Fluid-based cooperative underwater localization

Localization for autonomous underwater vehicles (AUV) is difficult because of the lack of adequate light, distinguishable landmarks and global positioning system (GPS) radio frequency (RF) signals in undersea areas. Due to maneuverability limitations, small AUVs are usually susceptible to strong ocean currents. The impacts of ocean flow on vehicle motion are usually too large to be considered as disturbances. Simulations of large-scale ocean currents are available to track changes of the background flow. Fluid-based multi-vehicle path planning algorithms have been developed to achieve the feasibility in the presence of the background flow and optimized energy consumption. With certain information from both simulations and measurements of the background flow, the performance of multi-AUV cooperative localization can be improved. In this work, a multi-AUV cooperation hierarchy is proposed.
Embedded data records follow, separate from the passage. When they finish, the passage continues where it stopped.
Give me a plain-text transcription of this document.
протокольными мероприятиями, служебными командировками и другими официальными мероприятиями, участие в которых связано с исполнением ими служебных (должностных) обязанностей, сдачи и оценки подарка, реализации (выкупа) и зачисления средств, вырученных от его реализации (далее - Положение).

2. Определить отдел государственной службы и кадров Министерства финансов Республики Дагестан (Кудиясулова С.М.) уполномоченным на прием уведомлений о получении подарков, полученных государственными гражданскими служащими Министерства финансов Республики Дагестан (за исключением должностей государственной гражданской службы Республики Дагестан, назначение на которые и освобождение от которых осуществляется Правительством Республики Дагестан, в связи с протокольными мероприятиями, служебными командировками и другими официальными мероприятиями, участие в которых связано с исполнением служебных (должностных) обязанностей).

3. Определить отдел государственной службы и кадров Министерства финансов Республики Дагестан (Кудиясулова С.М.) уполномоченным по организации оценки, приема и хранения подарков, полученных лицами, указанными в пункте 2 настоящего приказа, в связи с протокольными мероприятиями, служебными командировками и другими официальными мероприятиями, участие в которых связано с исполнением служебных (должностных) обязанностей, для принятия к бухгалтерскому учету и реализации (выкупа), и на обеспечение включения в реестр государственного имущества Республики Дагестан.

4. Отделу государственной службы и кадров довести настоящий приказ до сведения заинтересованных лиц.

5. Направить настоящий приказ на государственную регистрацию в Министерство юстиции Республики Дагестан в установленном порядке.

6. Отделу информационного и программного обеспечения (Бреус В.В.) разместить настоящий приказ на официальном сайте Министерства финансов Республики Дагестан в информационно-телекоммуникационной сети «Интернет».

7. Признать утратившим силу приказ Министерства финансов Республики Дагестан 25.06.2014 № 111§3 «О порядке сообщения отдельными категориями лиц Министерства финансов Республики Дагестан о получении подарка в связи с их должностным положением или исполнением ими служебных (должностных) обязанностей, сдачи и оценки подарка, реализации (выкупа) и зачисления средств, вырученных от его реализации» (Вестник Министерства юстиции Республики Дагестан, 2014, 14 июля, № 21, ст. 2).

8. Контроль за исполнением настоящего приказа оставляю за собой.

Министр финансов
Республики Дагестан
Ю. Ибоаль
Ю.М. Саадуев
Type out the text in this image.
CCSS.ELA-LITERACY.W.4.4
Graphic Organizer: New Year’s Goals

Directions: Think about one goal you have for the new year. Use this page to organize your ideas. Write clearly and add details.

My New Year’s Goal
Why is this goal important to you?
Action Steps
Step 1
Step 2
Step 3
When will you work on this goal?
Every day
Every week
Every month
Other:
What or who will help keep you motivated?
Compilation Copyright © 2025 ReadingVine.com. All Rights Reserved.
More capable AUVs with bounded localization errors are used as localization references to improve the localization performance of other low-cost AUVs. The proposed algorithm is fully distributed and it is verified by using a modified extended Kalman filter (MEKF). This paper focuses on the outline of the algorithm and its associated matching techniques. The performance of the algorithm is evaluated based on simulations in the flow field generated by the N-vortex system. Localization errors of low-cost AUVs are all bounded at satisfactory levels. The diverging behavior of the pure cooperative localization is effectively avoided.